Wednesday, September 22, 2010

Stress.

I'm so fucking stress and screwed up.
I cried last night while revising for Geography.
I even banged the table, screamed and shouted at Mummy for disturbing me.
While doing my Geography notes, my printer was spoilt and I couldn't print out the notes that I've done using Microsoft words.
I felt a mixture of feelings; fear and stress.
I couldn't stand it and broke down.
I complaint and Mummy started scolding me for always doing my things last minute.
Eventually, I lost control of myself and I banged the table, screamed and shouted at Mummy.
I'm sorry, Mummy. I never meant to shout and scream at you, really.
I continued crying the whole night till my old printer is fixed and Daddy bought the ink for me.
While fixing the old printer, Daddy lost his temper.

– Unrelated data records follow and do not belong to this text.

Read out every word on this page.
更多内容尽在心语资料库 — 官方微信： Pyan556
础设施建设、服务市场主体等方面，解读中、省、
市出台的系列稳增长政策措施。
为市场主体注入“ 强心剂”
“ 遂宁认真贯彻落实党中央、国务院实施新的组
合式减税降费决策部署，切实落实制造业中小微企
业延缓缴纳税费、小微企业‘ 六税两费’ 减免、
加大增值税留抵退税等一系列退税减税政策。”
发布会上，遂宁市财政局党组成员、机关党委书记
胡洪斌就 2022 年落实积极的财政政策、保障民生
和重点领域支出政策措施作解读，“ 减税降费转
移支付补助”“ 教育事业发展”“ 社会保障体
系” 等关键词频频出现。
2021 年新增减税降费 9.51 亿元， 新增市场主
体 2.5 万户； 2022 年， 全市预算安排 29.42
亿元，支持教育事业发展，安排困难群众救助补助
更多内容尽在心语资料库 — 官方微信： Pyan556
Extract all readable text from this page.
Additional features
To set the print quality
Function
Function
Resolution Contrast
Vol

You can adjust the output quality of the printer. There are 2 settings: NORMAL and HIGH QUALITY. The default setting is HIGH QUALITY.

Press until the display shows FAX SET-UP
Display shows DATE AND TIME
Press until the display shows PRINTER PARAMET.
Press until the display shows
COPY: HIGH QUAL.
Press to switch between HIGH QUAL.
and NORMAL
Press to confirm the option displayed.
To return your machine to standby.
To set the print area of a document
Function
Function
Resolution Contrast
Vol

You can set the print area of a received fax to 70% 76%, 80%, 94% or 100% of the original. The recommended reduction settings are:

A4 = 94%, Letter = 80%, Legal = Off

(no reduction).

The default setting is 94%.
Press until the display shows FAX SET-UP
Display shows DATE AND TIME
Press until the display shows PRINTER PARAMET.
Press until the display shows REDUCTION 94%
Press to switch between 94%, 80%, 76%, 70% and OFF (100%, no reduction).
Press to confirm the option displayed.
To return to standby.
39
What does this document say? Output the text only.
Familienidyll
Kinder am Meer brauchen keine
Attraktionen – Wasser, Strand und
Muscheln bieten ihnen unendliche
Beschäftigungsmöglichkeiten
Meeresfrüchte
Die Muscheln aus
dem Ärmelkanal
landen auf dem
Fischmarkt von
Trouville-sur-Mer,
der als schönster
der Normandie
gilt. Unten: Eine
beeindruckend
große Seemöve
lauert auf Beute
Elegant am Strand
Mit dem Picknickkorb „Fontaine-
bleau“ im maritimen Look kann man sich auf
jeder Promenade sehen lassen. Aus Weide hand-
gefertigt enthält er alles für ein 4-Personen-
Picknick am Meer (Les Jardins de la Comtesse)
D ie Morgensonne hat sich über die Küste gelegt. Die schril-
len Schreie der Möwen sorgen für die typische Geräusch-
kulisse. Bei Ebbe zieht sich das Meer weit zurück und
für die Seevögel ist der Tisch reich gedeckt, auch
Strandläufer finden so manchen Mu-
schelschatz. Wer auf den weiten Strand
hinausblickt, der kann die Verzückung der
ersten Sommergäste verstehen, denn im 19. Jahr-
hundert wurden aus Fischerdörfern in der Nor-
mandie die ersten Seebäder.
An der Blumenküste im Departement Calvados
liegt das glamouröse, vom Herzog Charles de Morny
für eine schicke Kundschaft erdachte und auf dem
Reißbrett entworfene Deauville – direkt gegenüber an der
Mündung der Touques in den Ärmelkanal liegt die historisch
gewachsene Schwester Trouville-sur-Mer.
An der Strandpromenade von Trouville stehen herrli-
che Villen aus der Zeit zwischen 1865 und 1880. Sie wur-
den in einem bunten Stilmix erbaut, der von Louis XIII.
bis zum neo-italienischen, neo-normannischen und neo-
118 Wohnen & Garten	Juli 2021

I don't know why he lost his temper.
Even though he wasn't scolding me, I cried again.
I quickly read through my Geography notes after I've printed them out.
Then, I went to sleep after reading 3 chapters of Geography.
I planned to read the remaining 4 chapters in the morning.
I fell asleep soon after I lied down on my bed.
In the middle of the night, I woke up and started crying again.
I've no idea why. I just woke up naturally and cried.
Just in time, Mummy and Daddy came over my room to check on me and found out that I was crying and showing my temper by kicking my blanket all over.
I've never done anything like this before.
Neither did I felt so stress and scared until I broke down so terribly.
There was once when I broke down for a short while because of Maths but this time, it was worse than before.
I cried the whole midnight until my eyes were sore and red.
It was then when I finally fell asleep again.
I know Daddy and Mummy are very worried about me but I couldn't help it.
I can't control my feelings. I've lost my confidence.
I don't know how to cope with it. I don't know how to cope with this much stress.
I'm so fucking lost, seriously.
As for today, after school, I reached home.
Mummy talked to me on the phone and I started crying again.
She told me to relax and calm down.
And that, if I still continue to be very stress, I will not be able to concentrate.
Up till now, while typing this blog post, I'm still crying.
I can't control my tears from falling.
I'm afraid of setting my targets high because I'm afraid I will face disappointments if things doesn't go well.
I don't want to face disappointments. I'm scared, very scared of facing disappointments.
I keep thinking, "what if...? what if...?".
There're lots of "what ifs" in my mind.
I really want to do well in all my subjects for this End of Year Examinations.
How do I make myself feel less stress so that I can concentrate better?
How do I make myself have confidence again?
Seriously, what should I do?
Someone, please help me, really.
I don't want to drown in my own fears and stress.
I don't want to fall and get back up on my feet again.
I want to get back up on my feet and,
Do well for my End of Year Examinations.